26 novembre 2011 : pas de sex-toys sur le marché de Noël ! Très vite, l'originalité du chalet a attiré, outre la curiosité des clients, la réprobation de plusieurs passants dits "choqués" par la vue des produits. Bien que l'artisan ait rapidement retiré de la vente les produits les moins "soft", telle la fusée "Ariane 7", la hotte du père Noël semblait toujours trop "hot" aux yeux de certaines personnes. Sous pressions des nombreuses réactions indignées, dont celle de l'adjointe au maire et députée UMP locale, Valérie Rosso-Debord, le président de l'Association Les vitrines de Nancy, organisatrice du marché de Noël nancéien, a enjoint à l'artisan de fermer son chalet. Le commerçant a quitté son emplacement ce samedi 26 novembre 2011. 

Le message des dauphins
Des objets susceptibles de choquer les mineurs ? Comme argument, est principalement invoquée la protection des mineurs, qui pourraient être "choqués" par la vue des objets litigieux. Il convient de rappeler que la loi pénale française n'interdit pas la diffusion de messages érotiques aux mineurs, uniquement ceux pornographiques (Code pénal, article 227-24). Or, le caractère purement érotique des objets de M. François ne semble ni être contesté, ni pouvoir être contestable !
Qui plus est, majeurs et mineurs peuvent ne pas percevoir une image de la même manière. L’illusion d’optique appelée « Le message des dauphins » en constitue un parfait exemple : très souvent, un majeur voit un couple enlacé (les mains d’un homme posées sur les seins d’une femme), alors qu’un mineur ne discerne que des dauphins. L’innocence d'un mineur peut parfois suffire à le protéger d’un message pourtant perçu comme présentant un caractère sexuel pour l’adulte.
En l'espèce, il semblerait que la finesse de l'artisan soit susceptible d'évoquer tout à la fois des pensées sexuelles pour un majeur ET ludiques et inoffensives pour un mineur : la simple reproduction de légumes du jardin, de statuettes qui ressemblent davantage aux célèbres "barbapapas" qu'à des pénis, des représentations d'accidents de voitures ou encore de dessins animés d'animaux en train de jouer... Invoquer la protection des mineurs semble relever davantage de l'hypocrisie que de la réalité : n'est-ce pas plutôt les seuls majeurs qui s'offusquent et ne supportent pas la vue de ces objets ?

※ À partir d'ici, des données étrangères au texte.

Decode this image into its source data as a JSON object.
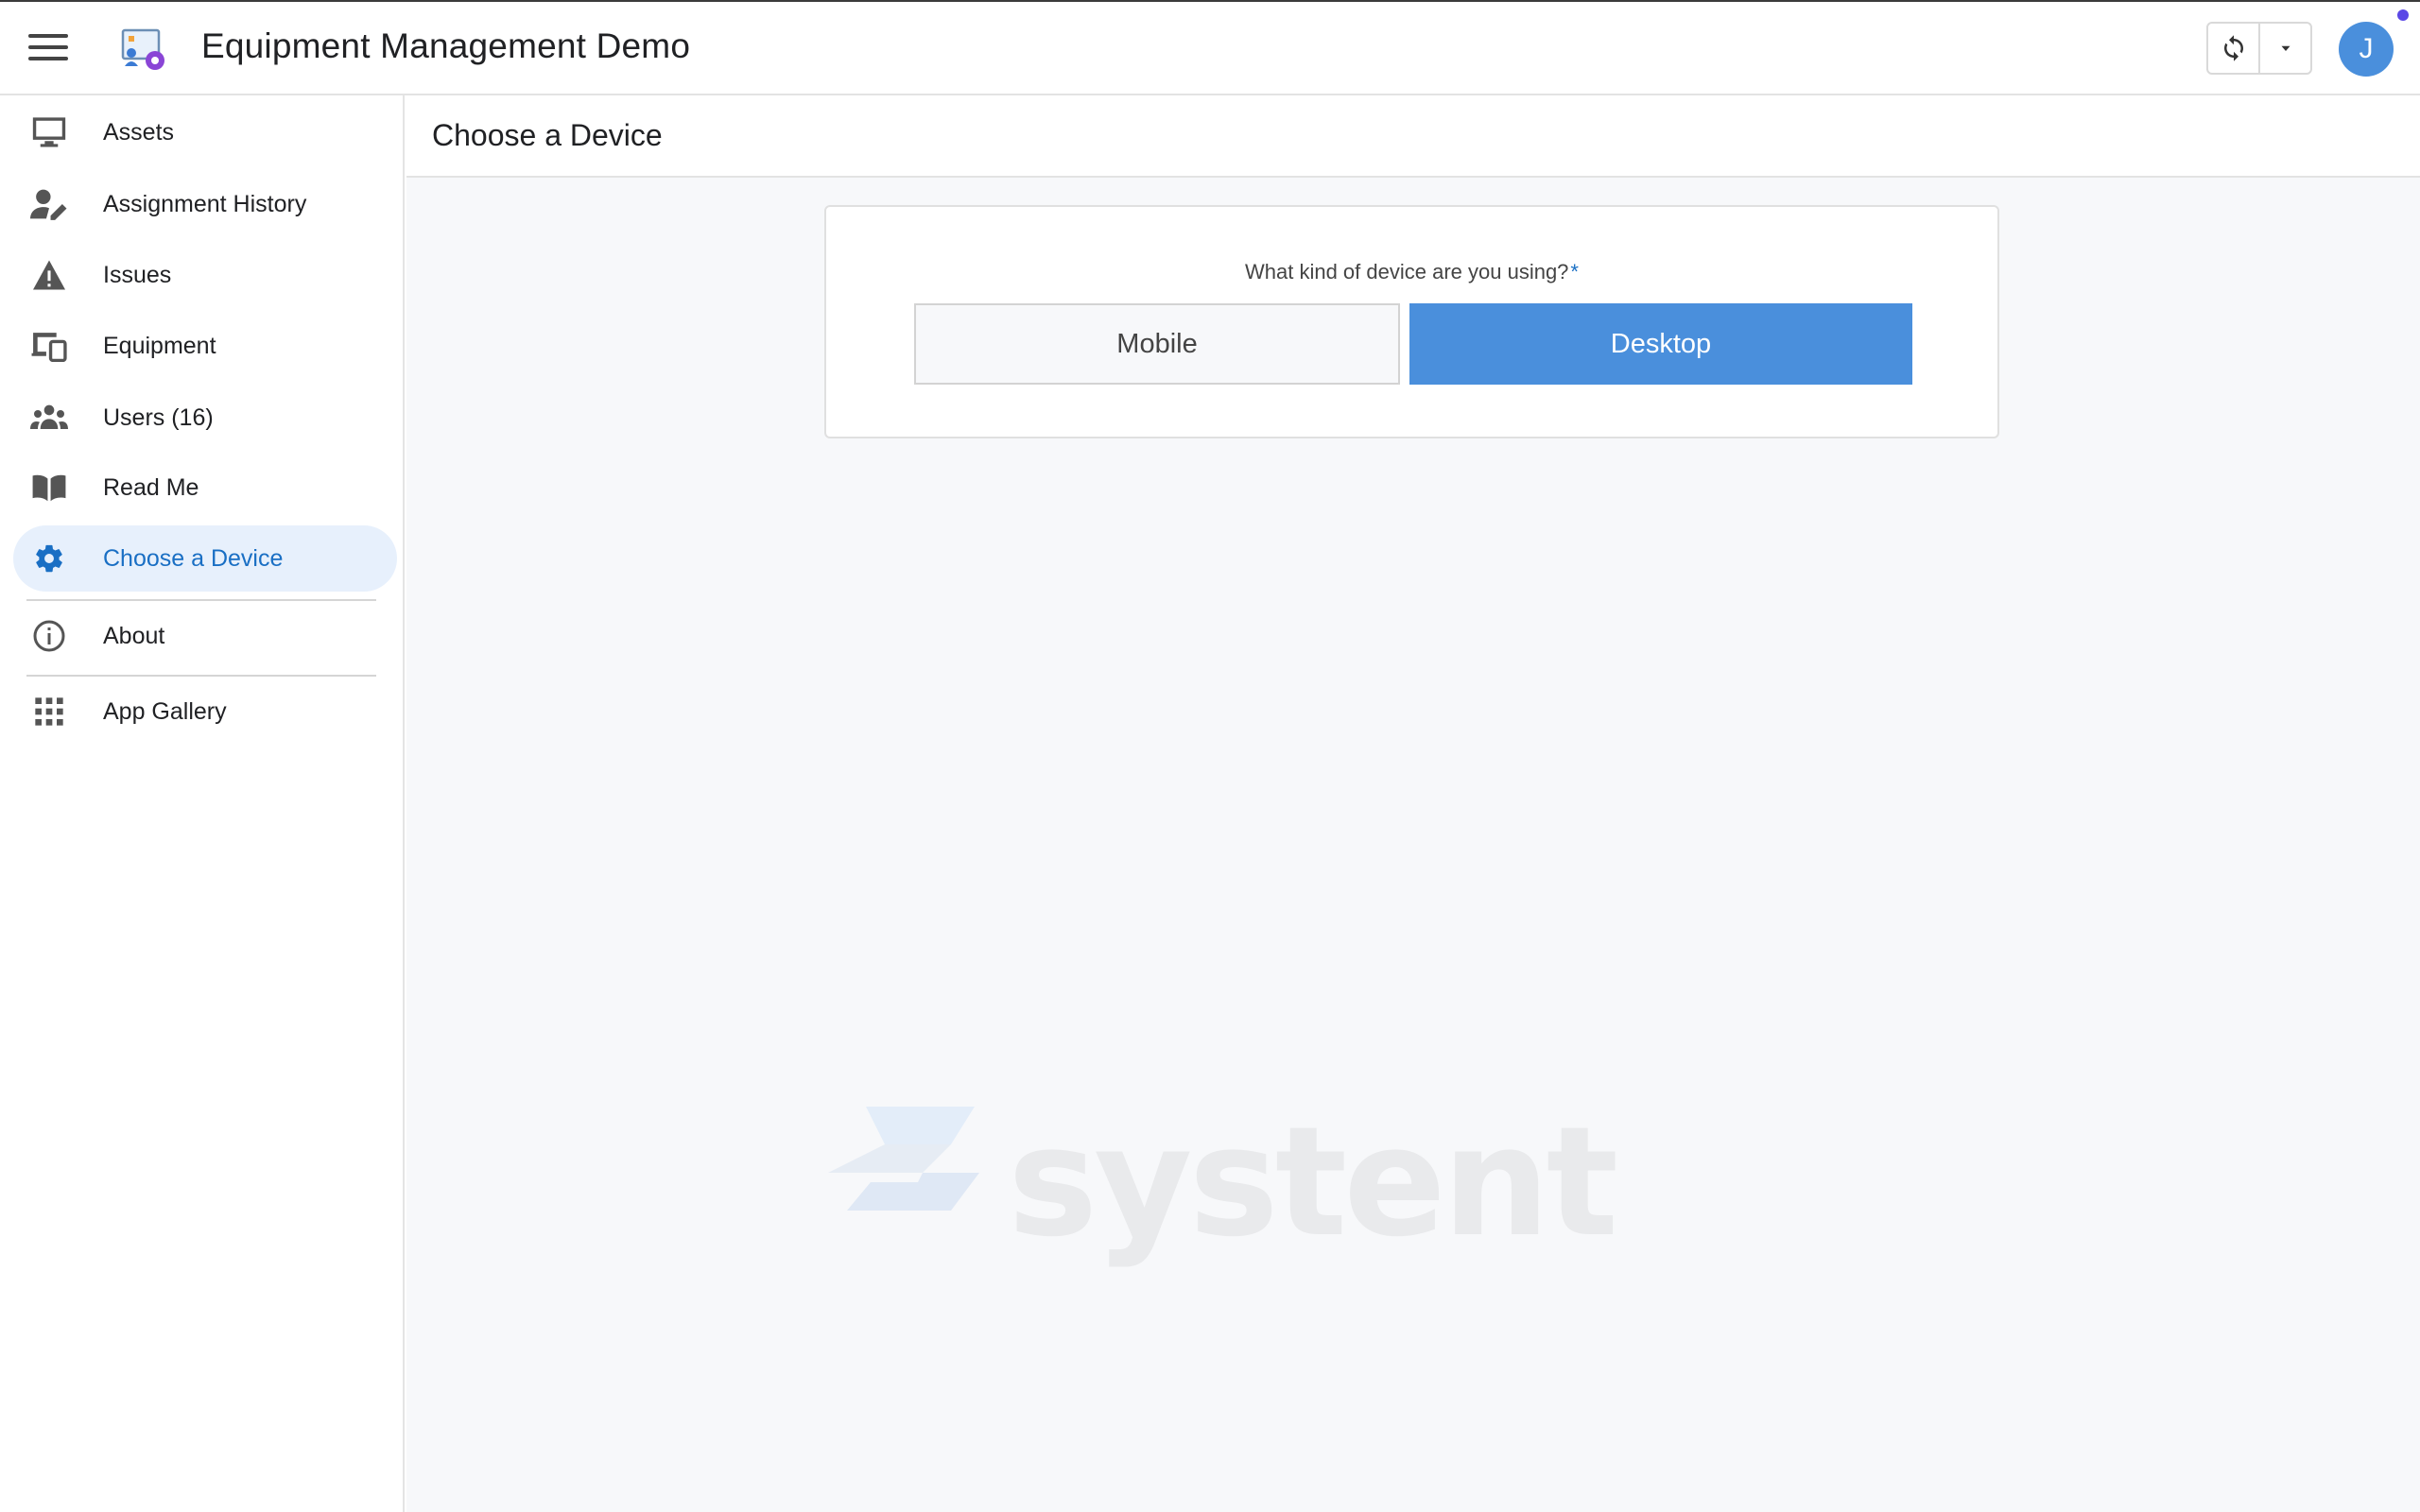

Une décision fondée ? Le commerçant, qui s'est vu obligé de quitter son emplacement, attend dorénavant l'arrêté municipal actant de son éviction, aux fins éventuelles de le contester devant les juridictions administratives. En effet, le maire selon l'article L2212-2 du Code général des collectivités territoriales, assure "le bon ordre, la sûreté, la sécurité et la salubrité publiques". Mais il n'est pas pour autant gardien de la moralité publique! Nous attendons dès lors tout aussi impatiemment que M. François la publication de cet arrêté, curieux de pouvoir y lire l'argument qui pourrait légitimer une telle décision...

Des cadeaux coquins au pied du sapin ? La sexualité et ses images, ou simples évocations, explicites ou implicites, suscitent depuis toujours, dans une même société, à la fois attrait et répulsion.  L'éviction du village de Noël nancéien du stand d'objets érotiques n'en est qu'une nouvelle manifestation. Toutefois, si les cadeaux coquins sont exclus du marché de Noël de Nancy, il semble qu'il en faille plus pour les bannir de dessous les sapins. En témoignent les nombreuses tentatives de magasins spécialisés dans la vente des sex-toys pour "gonfler leurs ventes" pendant la période de Noël : les sex-toys, des cadeaux de Noël comme les autres ? En tous les cas, des cadeaux de Noël licites.